祁逾连水都没喝,生生将塞进嘴里的退烧药咽了下去。
「......」
奇怪的是,这药入口明明苦涩,可咽下去后,口中却抿出浓浓回甘。
兴许是这神药见效奇快。
祁逾当即觉得头不晕了,眼不花了,就连刚才虚弱到站都站不起来的身体也恢復了力量。
看着半坐在床边脸色不虞的女人,他缓缓开口:
「你......」
「哎(↗)」
见他还想开口,江绮遇听着心烦,索性直接用餵给他退烧药的那隻手,一把捂住男人微微开合的双唇。
温润唇瓣触碰到柔软手心,两人皆是一个激灵。
「......」
江绮遇看他因为发烧而显得微微泛红的眼睑,眯起眼睛语气威胁:
「你要是再发出那些死动静,我就立马给赵瑾打电话让他来接你。

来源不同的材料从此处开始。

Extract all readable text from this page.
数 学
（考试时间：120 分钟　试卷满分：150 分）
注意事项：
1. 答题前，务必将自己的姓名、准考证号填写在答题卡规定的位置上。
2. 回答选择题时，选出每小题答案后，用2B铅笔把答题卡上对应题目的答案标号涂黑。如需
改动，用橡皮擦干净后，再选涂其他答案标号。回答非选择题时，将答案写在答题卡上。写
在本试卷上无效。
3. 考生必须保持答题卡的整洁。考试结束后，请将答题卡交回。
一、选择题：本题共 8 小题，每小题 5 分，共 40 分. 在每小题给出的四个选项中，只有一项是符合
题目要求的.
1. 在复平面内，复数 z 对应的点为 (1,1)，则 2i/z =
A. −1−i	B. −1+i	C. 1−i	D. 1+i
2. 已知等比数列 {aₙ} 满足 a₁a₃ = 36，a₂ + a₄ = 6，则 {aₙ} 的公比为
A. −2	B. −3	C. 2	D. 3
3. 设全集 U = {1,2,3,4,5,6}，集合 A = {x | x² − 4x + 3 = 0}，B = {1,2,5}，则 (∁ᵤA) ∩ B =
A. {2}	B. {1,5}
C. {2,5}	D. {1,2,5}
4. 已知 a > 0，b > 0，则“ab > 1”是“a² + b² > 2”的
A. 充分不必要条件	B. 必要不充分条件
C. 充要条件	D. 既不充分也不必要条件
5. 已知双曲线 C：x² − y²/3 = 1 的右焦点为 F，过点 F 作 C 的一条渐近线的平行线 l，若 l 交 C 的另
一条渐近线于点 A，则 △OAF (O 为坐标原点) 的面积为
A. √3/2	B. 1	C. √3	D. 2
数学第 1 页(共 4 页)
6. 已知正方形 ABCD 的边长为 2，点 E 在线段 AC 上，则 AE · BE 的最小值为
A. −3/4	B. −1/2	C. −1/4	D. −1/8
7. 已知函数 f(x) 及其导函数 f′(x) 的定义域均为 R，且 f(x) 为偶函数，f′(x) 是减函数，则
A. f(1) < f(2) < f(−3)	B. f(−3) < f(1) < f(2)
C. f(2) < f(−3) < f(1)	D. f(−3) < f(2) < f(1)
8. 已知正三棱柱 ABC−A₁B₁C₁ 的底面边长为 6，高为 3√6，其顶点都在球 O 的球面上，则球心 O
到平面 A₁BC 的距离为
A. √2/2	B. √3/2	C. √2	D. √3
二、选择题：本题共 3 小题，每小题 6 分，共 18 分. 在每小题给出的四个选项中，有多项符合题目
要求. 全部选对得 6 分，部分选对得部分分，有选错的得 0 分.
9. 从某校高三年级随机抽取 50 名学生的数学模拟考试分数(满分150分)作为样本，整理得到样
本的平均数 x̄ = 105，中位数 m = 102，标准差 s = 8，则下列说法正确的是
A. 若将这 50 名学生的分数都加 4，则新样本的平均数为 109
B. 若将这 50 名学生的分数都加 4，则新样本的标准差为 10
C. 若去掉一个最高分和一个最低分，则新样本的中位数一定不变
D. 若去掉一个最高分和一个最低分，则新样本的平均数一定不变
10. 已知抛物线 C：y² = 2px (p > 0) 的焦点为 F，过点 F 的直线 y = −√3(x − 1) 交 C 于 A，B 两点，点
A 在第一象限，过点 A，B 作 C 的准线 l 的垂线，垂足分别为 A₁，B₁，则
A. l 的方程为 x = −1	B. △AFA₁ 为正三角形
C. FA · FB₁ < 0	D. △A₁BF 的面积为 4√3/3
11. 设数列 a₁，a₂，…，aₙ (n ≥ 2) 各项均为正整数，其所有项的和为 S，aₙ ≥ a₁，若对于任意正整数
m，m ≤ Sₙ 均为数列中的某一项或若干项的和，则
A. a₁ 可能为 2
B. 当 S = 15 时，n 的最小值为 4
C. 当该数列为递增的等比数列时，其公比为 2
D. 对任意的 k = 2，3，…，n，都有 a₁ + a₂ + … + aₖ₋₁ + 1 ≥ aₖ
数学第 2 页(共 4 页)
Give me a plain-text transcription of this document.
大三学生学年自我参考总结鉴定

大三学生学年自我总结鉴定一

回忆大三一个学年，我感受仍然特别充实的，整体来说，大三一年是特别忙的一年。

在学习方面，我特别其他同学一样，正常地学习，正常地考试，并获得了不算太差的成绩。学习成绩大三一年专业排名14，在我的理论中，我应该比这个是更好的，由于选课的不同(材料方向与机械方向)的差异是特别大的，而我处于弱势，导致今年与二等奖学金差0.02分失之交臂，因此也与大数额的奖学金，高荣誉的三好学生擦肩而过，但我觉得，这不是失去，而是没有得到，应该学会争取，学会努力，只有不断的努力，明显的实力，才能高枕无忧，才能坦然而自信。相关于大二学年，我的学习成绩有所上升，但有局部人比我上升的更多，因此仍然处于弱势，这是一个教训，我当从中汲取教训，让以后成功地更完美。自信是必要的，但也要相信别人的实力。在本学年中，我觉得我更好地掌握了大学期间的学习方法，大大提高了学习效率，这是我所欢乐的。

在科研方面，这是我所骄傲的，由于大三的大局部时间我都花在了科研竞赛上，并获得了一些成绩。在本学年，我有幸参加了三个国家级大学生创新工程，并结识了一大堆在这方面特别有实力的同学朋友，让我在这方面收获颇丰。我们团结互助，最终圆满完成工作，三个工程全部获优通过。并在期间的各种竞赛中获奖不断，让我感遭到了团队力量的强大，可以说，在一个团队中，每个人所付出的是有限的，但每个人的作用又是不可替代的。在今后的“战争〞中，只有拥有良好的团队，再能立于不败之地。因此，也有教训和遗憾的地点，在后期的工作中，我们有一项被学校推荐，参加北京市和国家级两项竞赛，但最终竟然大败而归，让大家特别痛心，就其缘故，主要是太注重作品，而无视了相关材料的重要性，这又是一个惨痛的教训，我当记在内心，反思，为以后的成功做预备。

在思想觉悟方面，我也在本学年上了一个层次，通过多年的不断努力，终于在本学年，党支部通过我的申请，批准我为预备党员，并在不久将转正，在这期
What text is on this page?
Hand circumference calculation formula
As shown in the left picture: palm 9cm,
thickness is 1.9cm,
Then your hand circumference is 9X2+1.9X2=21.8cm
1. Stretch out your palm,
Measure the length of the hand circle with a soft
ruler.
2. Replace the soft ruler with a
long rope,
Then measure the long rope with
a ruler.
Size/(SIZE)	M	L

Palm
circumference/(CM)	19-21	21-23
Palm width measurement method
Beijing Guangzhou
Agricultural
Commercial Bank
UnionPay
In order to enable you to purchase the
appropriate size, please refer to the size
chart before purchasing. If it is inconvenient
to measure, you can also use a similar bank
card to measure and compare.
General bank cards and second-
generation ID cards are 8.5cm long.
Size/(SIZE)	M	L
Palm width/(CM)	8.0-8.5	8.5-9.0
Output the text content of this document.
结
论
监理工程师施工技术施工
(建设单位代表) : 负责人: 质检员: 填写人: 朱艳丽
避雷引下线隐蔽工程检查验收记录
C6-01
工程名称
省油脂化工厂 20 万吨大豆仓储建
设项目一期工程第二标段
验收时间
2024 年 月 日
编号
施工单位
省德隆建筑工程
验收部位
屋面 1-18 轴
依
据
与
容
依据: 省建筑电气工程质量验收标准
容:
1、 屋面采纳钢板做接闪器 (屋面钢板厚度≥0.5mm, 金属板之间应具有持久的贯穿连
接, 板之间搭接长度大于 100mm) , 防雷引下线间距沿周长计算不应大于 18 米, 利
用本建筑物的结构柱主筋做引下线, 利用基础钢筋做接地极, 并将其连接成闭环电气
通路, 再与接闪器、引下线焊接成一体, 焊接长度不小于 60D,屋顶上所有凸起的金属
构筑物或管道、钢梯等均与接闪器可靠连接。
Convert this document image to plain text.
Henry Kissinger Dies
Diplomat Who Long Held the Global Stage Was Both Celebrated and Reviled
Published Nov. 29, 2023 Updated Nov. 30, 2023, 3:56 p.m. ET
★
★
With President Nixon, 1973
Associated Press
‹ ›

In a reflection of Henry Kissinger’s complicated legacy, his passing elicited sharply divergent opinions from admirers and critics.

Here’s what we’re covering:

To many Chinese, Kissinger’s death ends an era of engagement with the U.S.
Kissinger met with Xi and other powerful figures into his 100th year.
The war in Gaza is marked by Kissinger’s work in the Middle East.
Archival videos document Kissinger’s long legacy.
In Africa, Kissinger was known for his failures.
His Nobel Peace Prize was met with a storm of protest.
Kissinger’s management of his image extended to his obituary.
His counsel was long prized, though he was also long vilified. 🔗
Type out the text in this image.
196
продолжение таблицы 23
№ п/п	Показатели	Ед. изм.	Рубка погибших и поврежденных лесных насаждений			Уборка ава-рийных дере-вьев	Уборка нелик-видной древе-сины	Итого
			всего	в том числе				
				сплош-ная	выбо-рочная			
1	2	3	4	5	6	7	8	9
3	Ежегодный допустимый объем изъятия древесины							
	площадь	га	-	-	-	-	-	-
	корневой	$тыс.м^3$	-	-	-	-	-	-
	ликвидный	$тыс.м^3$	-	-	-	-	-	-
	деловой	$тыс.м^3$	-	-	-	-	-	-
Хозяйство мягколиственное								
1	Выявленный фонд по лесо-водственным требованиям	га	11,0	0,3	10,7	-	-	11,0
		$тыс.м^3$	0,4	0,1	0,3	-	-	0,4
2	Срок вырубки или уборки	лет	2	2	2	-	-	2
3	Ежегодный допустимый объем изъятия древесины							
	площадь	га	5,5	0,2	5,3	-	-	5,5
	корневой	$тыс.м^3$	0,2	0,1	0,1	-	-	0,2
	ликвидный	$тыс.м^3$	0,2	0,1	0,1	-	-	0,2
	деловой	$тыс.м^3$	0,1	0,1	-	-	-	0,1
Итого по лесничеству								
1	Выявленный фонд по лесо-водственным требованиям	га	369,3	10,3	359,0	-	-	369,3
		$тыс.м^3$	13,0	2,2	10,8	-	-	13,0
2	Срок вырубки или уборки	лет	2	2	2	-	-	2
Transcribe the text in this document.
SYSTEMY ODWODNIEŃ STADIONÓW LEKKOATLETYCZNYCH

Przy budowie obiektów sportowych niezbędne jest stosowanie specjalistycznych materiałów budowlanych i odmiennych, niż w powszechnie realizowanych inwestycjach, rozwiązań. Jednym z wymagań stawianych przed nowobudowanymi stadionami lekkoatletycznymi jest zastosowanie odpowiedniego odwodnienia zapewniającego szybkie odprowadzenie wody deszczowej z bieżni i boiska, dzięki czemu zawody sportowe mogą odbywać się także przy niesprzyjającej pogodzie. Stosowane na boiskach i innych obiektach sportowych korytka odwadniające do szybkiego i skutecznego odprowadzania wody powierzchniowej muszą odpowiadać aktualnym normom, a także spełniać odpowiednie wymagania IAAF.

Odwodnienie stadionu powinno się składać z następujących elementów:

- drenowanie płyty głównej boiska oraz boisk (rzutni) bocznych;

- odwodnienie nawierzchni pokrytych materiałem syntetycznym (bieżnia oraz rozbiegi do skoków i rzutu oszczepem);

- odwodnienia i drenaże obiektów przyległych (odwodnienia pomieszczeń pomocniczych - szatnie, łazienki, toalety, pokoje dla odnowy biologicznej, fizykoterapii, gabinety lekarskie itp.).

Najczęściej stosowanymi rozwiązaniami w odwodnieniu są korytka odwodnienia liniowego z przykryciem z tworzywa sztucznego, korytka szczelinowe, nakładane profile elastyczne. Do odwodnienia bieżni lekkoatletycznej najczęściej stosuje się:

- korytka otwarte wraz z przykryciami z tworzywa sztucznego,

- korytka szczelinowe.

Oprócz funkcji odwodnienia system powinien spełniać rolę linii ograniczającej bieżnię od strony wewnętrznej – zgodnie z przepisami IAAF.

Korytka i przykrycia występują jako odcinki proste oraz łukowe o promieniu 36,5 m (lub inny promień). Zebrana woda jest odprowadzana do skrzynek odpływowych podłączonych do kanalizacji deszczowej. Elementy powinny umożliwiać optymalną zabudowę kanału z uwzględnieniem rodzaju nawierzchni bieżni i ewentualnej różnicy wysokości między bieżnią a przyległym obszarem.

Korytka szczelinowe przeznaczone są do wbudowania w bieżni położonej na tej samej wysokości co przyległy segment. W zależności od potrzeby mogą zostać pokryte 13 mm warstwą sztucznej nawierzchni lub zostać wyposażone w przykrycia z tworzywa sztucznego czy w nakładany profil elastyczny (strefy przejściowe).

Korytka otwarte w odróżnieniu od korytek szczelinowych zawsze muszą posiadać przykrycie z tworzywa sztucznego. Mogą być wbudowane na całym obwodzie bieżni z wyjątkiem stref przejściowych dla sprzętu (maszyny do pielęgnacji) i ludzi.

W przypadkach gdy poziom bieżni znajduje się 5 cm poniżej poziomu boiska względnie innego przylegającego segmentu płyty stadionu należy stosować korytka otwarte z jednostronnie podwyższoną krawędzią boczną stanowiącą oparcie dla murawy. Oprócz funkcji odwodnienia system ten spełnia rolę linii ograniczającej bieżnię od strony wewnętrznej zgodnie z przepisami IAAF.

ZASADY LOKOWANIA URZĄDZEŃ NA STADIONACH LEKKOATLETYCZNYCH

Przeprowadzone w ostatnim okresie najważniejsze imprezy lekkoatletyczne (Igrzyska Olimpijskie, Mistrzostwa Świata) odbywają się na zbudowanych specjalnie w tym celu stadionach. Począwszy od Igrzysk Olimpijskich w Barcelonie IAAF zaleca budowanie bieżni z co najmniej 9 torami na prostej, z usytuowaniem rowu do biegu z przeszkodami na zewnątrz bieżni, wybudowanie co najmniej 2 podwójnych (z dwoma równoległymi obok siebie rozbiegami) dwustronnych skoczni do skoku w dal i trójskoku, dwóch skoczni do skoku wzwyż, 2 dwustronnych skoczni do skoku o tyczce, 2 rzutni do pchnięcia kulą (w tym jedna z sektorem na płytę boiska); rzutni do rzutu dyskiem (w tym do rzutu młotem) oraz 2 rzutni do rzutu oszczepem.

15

」
「——」
闻言,祁逾倚靠在床头的上半身一僵。
可待目光扫到她锁骨上那抹几乎就快要消失的红痕时,又突然放鬆下来,弯着眉眼看她。
「......」
见人安静下来,江绮遇白了他一眼,本想拿水给他顺一顺刚才生咽下去的退烧药。
「——」
可还没等她将指掌抽离,就感觉手腕和腰间同时一紧,眼前天旋地转——
「......」
2栋23层公寓。
主卧。
床上。
江绮遇眨了眨眼睛。
低头看了眼正努力往自己肩侧拱的脑袋,又向下瞟到那紧紧箍在腰间的手臂。
「......」
她嘆了口气,卸了下意识反抗的力道。
将脑袋落回枕头定定看着天花板,整个人俨然成了一副无力挣扎的咸鱼状。
语气悠悠,却没有被偷袭的羞赧恼怒:
「你这是什么意思?」
话音落下,便觉腰间滚烫手臂搂得更紧。
与以往几次点到即止的克制轻拥不同,这拥抱用了三分真力气,勒得她甚至都有些呼吸困难。